With the recent launch of the newest addition to its “More” series, Discover became the first issuer since the beginning of the Great Recession to offer a credit card that charges neither fees nor interest for balance transfer transactions.
While this combination of benefits was once common, both the downturn of the economy and the reform that followed led to its temporary extinction. Before the Great Recession, credit card companies eagerly offered consumers free balance transfers because the fine print of such agreements contained the stipulation that interest rates would skyrocket to above 15% should a payment be late by even a single day.
Therefore, if a consumer misplaced a credit card statement or sent a payment a few days late after being on vacation, he would be punished in the same way as someone who spent beyond his means.
Such credit cards gave no margin for error to a demographic that obviously needed one. Consumers interested in cheap balance transfers had acquired debt one way or another and were thus unrealistically expected to display eminently perfect credit card use. However, there was no incentive to restructure these cards because even though issuers lost money on those consumers who never missed a payment, they made enough off those who did in order to profit greatly overall.
These predatory practices compounded consumers’ debt problems and helped expedite the overall decline of American credit, which in turn contributed to the onset of the Great Recession.
The reincarnation of these no-fee, 0% balance transfer credit cards, led by Discover, stands to be much more consumer friendly though.

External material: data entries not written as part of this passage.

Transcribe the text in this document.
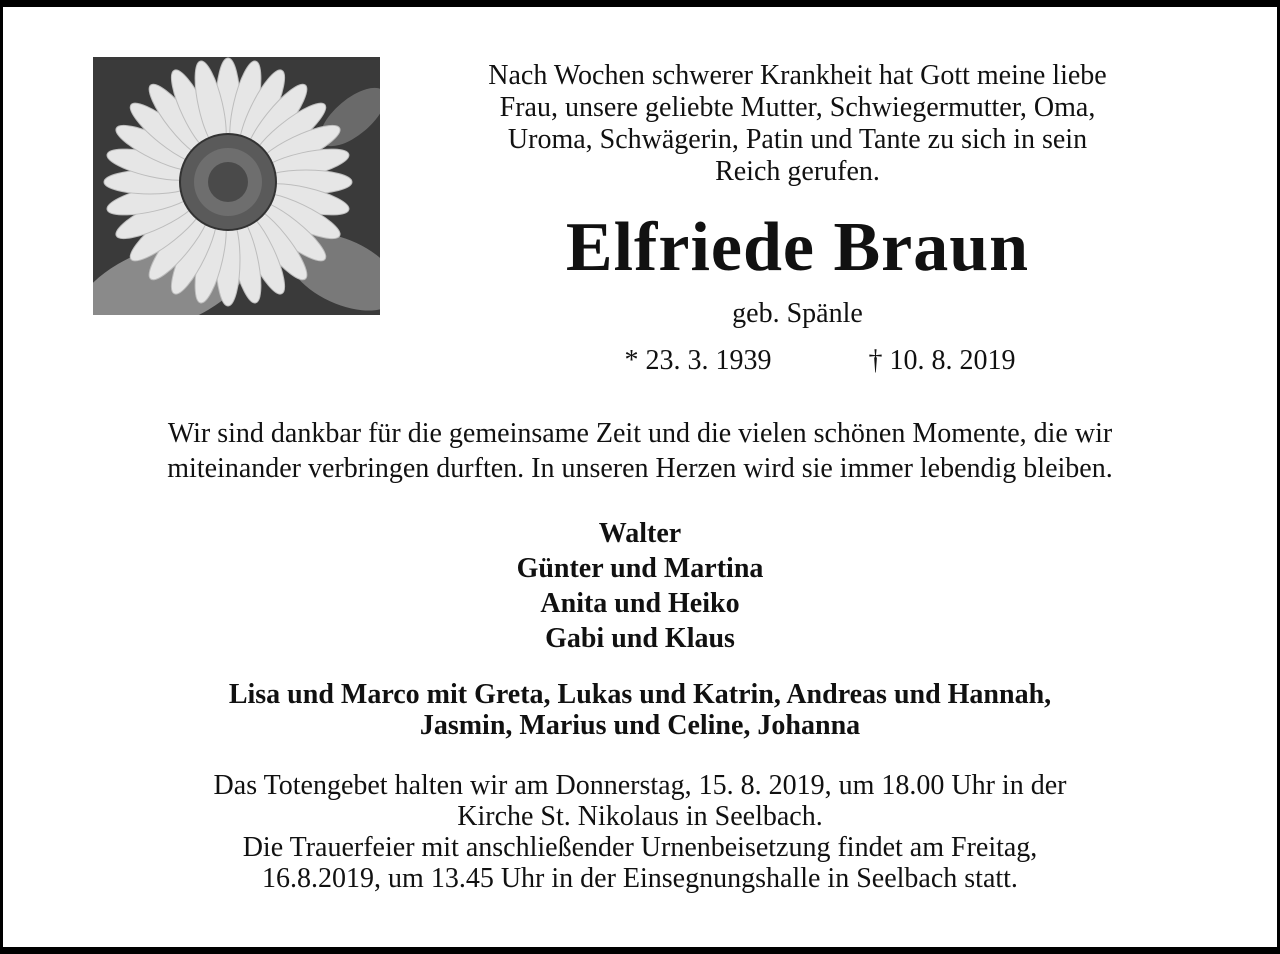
Nach Wochen schwerer Krankheit hat Gott meine liebe
Frau, unsere geliebte Mutter, Schwiegermutter, Oma,
Uroma, Schwägerin, Patin und Tante zu sich in sein
Reich gerufen.
Elfriede Braun
geb. Spänle
* 23. 3. 1939	† 10. 8. 2019
Wir sind dankbar für die gemeinsame Zeit und die vielen schönen Momente, die wir
miteinander verbringen durften. In unseren Herzen wird sie immer lebendig bleiben.
Walter
Günter und Martina
Anita und Heiko
Gabi und Klaus
Lisa und Marco mit Greta, Lukas und Katrin, Andreas und Hannah,
Jasmin, Marius und Celine, Johanna
Das Totengebet halten wir am Donnerstag, 15. 8. 2019, um 18.00 Uhr in der
Kirche St. Nikolaus in Seelbach.
Die Trauerfeier mit anschließender Urnenbeisetzung findet am Freitag,
16.8.2019, um 13.45 Uhr in der Einsegnungshalle in Seelbach statt.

In reaction to the Great Recession, legislation was passed to eliminate many of the predatory practices that had previously pervaded the credit card industry. This new law, known as the CARD Act, significantly strengthened consumers’ credit card bill of rights and made it illegal for credit card companies to change a credit card’s interest rate on existing balances unless a consumer became at least 60 days delinquent.
The Discover More – No Balance Transfer Fee Credit Card thus comes with no asterisk. Its benefit is not overshadowed by the looming prospect of an increased interest rate triggered by the slightest of mistakes. It is a straightforward, beneficial product and industry insiders are greeting it with enthusiasm.
“Discover’s new balance transfer credit card is an excellent tool for consumers looking to lower the cost of their debt,” said Odysseas Papadimitriou, the CEO and Founder of the credit card comparison website WalletHub.com. “Unlike its pre-recession predecessors, this product presents opportunity rather than surprises.”
As long as a consumer can pay down his balance in its entirety prior to the 12 month 0% interest period expiring, switching debt to the new Discover card will provide significant savings.
As a result, expect this Discover card to quickly gain popularity and numerous cards like it to be launched in the near future. Soon no balance transfer fee credit cards and 0% balance transfer credit cards will no longer be separate things.